The Insurance Fraud Taskforce has called for the Government to direct older claims to the small claims process and for recoverable costs in late notification injury claims to be reduced by 50% in a bid to discourage fraud.
It said that the Government should take action to reduce recoverable costs if a claim is brought six months after an accident for a minor injury.
The taskforce, set up a year ago by the Government, has made the recommendations as part of its final report on insurance fraud in the UK.
Following 12 months of “intensive investigation and discussions” among the many different stakeholders involved in the insurance sector, the taskforce has also advised Ministers to introduce a damages award range for soft tissue injuries, and to force the Solicitor’s’ Regulation Authority (SRA) to work with the Claims Management Companies’ (CMC) regulator to properly and strongly enforce referral fee bans.

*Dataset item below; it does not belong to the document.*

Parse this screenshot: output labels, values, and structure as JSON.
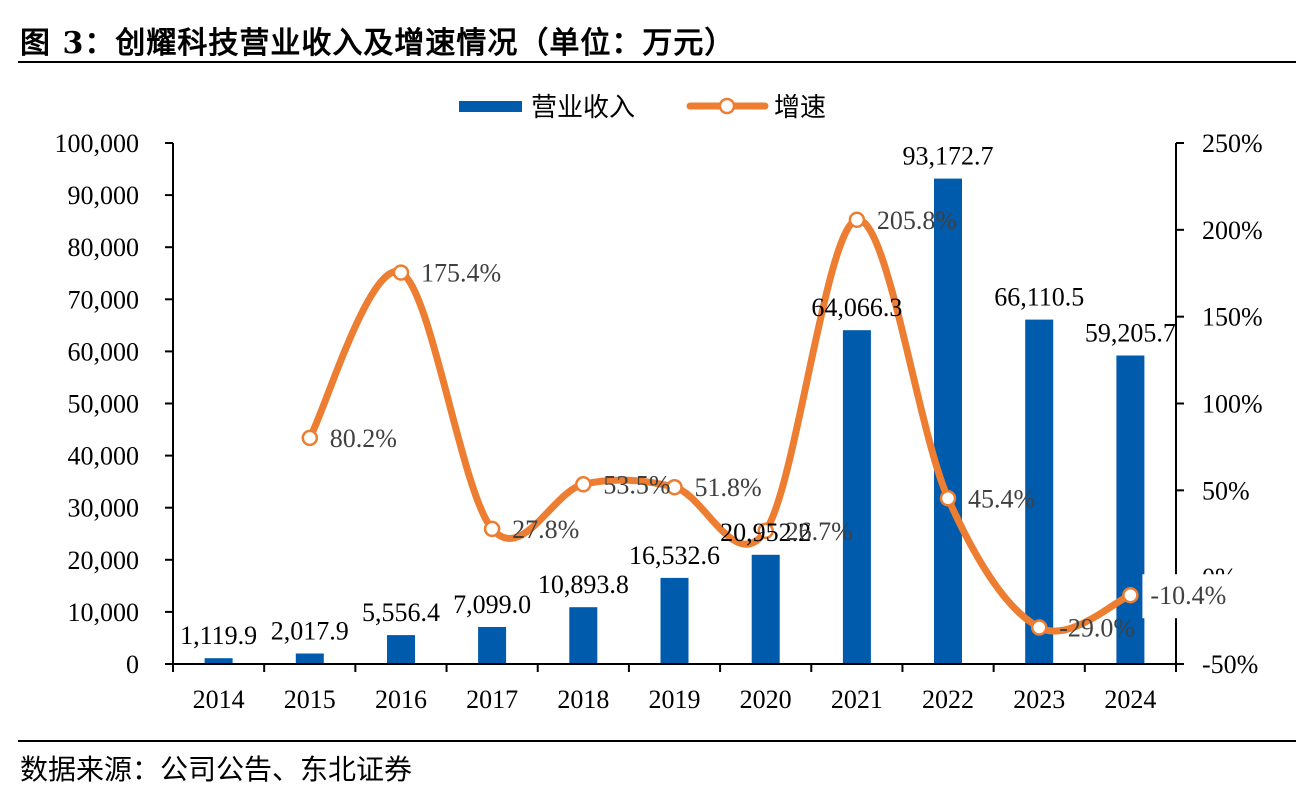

It also said that the Government should develop and deliver a coherent regulatory strategy to clamp down nuisance calls and texts to reduce the number of honest customers being coerced into making spurious claims.

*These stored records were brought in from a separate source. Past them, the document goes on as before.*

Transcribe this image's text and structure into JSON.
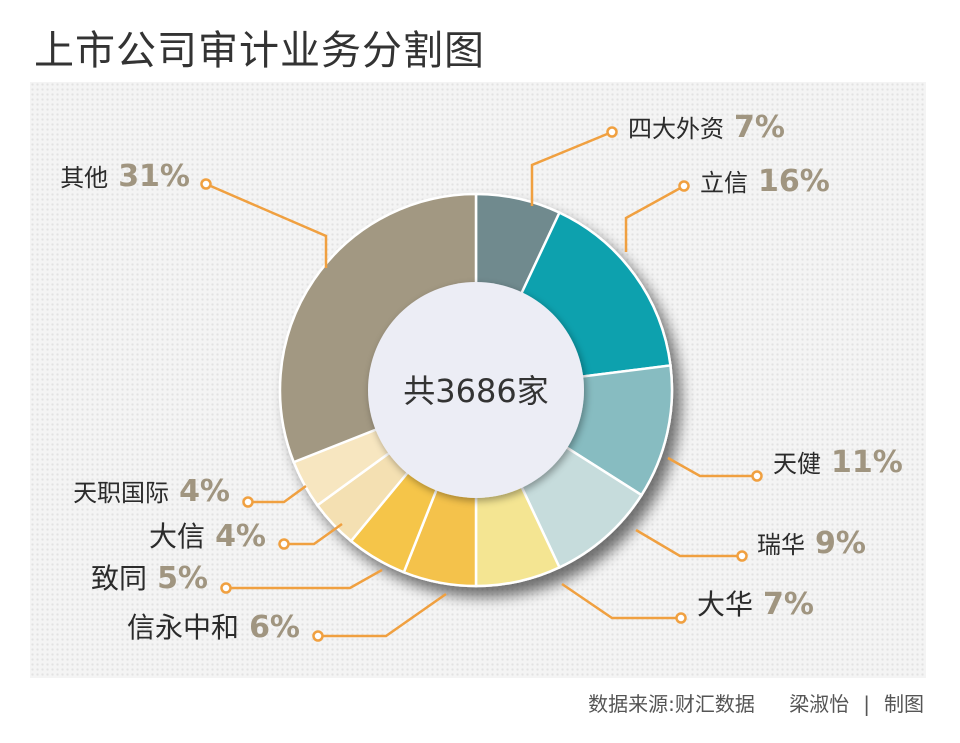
{
  "title": "上市公司审计业务分割图",
  "source": {
    "data_source": "数据来源:财汇数据",
    "author": "梁淑怡",
    "role": "制图"
  },
  "colors": {
    "leader_line": "#f0a040",
    "dot_fill": "#ffffff",
    "center_fill": "#ecedf5"
  },
  "chart_data": {
    "type": "pie",
    "style": "donut",
    "center_label": "共3686家",
    "slices": [
      {
        "label": "四大外资",
        "pct_label": "7%",
        "value": 7,
        "color": "#6f8a8e"
      },
      {
        "label": "立信",
        "pct_label": "16%",
        "value": 16,
        "color": "#0aa1ae"
      },
      {
        "label": "天健",
        "pct_label": "11%",
        "value": 11,
        "color": "#87bcc1"
      },
      {
        "label": "瑞华",
        "pct_label": "9%",
        "value": 9,
        "color": "#c6dcdc"
      },
      {
        "label": "大华",
        "pct_label": "7%",
        "value": 7,
        "color": "#f4e592"
      },
      {
        "label": "信永中和",
        "pct_label": "6%",
        "value": 6,
        "color": "#f4c24c"
      },
      {
        "label": "致同",
        "pct_label": "5%",
        "value": 5,
        "color": "#f5c54a"
      },
      {
        "label": "大信",
        "pct_label": "4%",
        "value": 4,
        "color": "#f4e0b2"
      },
      {
        "label": "天职国际",
        "pct_label": "4%",
        "value": 4,
        "color": "#f7e6c0"
      },
      {
        "label": "其他",
        "pct_label": "31%",
        "value": 31,
        "color": "#a29882"
      }
    ]
  }
}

Economic Secretary to the Treasury Harriett Baldwin and Minster of State for Justice Lord Faulks welcomed the recommendations, which were announced at a British Insurance Brokers Association’s (BIBA) Parliamentary Reception.
Baldwin said: “A key part of our long term plan is to make sure that the insurance industry works for consumers. That’s why we launched the Insurance Fraud Taskforce in January 2015 to tackle insurance fraud.

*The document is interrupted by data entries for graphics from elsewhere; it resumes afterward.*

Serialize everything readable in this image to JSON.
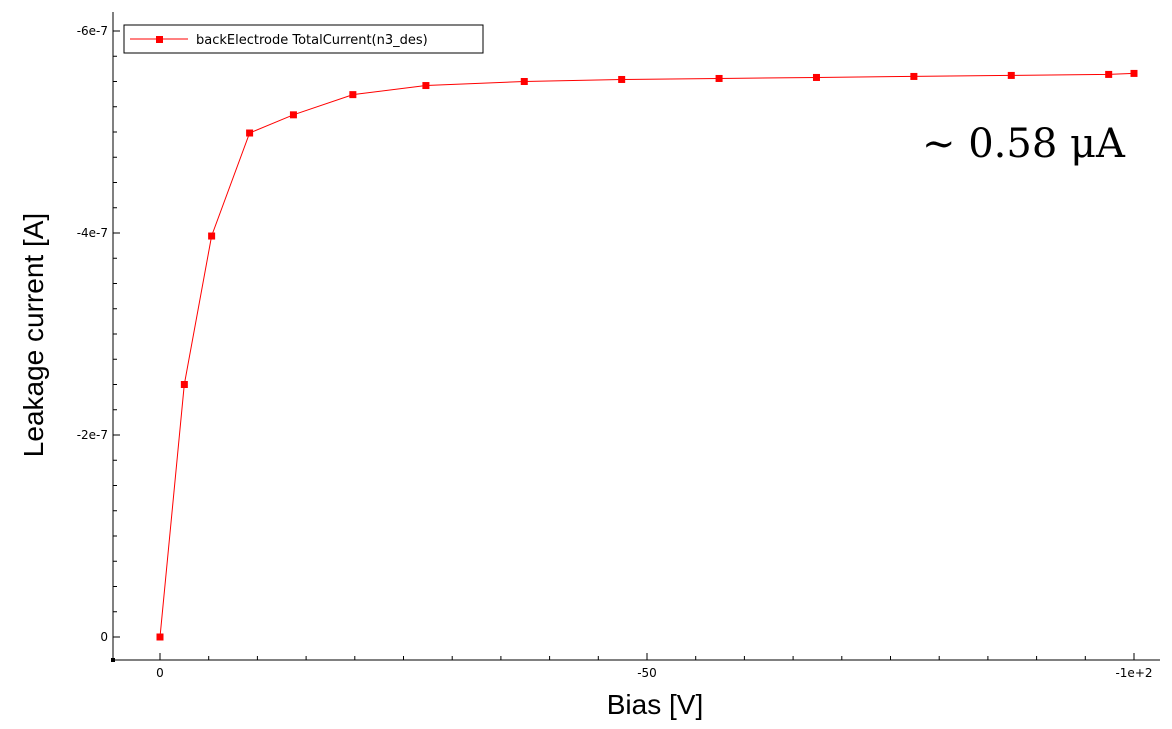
{
  "chart_data": {
    "type": "line",
    "xlabel": "Bias [V]",
    "ylabel": "Leakage current [A]",
    "xlim": [
      0,
      -100
    ],
    "ylim": [
      0,
      -6e-07
    ],
    "x_ticks": [
      {
        "value": 0,
        "label": "0"
      },
      {
        "value": -50,
        "label": "-50"
      },
      {
        "value": -100,
        "label": "-1e+2"
      }
    ],
    "y_ticks": [
      {
        "value": 0,
        "label": "0"
      },
      {
        "value": -2e-07,
        "label": "-2e-7"
      },
      {
        "value": -4e-07,
        "label": "-4e-7"
      },
      {
        "value": -6e-07,
        "label": "-6e-7"
      }
    ],
    "grid": false,
    "legend_position": "top-left",
    "annotation": "∼ 0.58 μA",
    "series": [
      {
        "name": "backElectrode TotalCurrent(n3_des)",
        "color": "#ff0000",
        "marker": "square",
        "x": [
          0,
          -2.5,
          -5.3,
          -9.2,
          -13.7,
          -19.8,
          -27.3,
          -37.4,
          -47.4,
          -57.4,
          -67.4,
          -77.4,
          -87.4,
          -97.4,
          -100
        ],
        "y": [
          0,
          -2.5e-07,
          -3.97e-07,
          -4.99e-07,
          -5.17e-07,
          -5.37e-07,
          -5.46e-07,
          -5.5e-07,
          -5.52e-07,
          -5.53e-07,
          -5.54e-07,
          -5.55e-07,
          -5.56e-07,
          -5.57e-07,
          -5.58e-07
        ]
      }
    ]
  }
}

“After a year of valuable research and groundbreaking dialogue, I welcome the recommendations that have been published today. These recommendations will galvanise our collective efforts to tackle insurance fraud, and will ultimately reduce costs for consumers.”
The taskforce also noted that insurance fraud is not always recognised as criminal activity. It said that it was therefore vital that the insurance sector took steps “to curb a culture of distrust trust towards the industry and a lack of popular understanding of how insurance works”. To help do this, it said that insurers should make application and claims forms easier to understand and launch new anti-fraud campaigns.
Speaking at the launch of the recommendations, Graeme Trudgill, executive director at BIBA, said that the incidence and cost of insurance fraud had been increasing, with the impact being felt by honest customers.
“We are pleased that the separate recommendations of the independent review of claims management regulation undertaken by Carol Brady [non-executive board member of the Claims Management Regulator], have been referenced in the taskforce recommendations as we believe stronger regulation and enforcement is key to helping reduce fraud.
“It is clear that the ban on referral fees has not been properly policed and in our Manifesto BIBA has also called for a level playing in terms of the regulation of CMCs and for more supervision of these companies. To see this in the Taskforce recommendations is great news for the insurance industry and its customers.”
Chaired by former Law Commissioner David Hertzell, the taskforce was made up of representatives from the Association of British Insurers, BIBA, the Insurance Fraud Bureau, the Financial Services Consumer Panel, Citizens Advice and the Financial Ombudsman Service.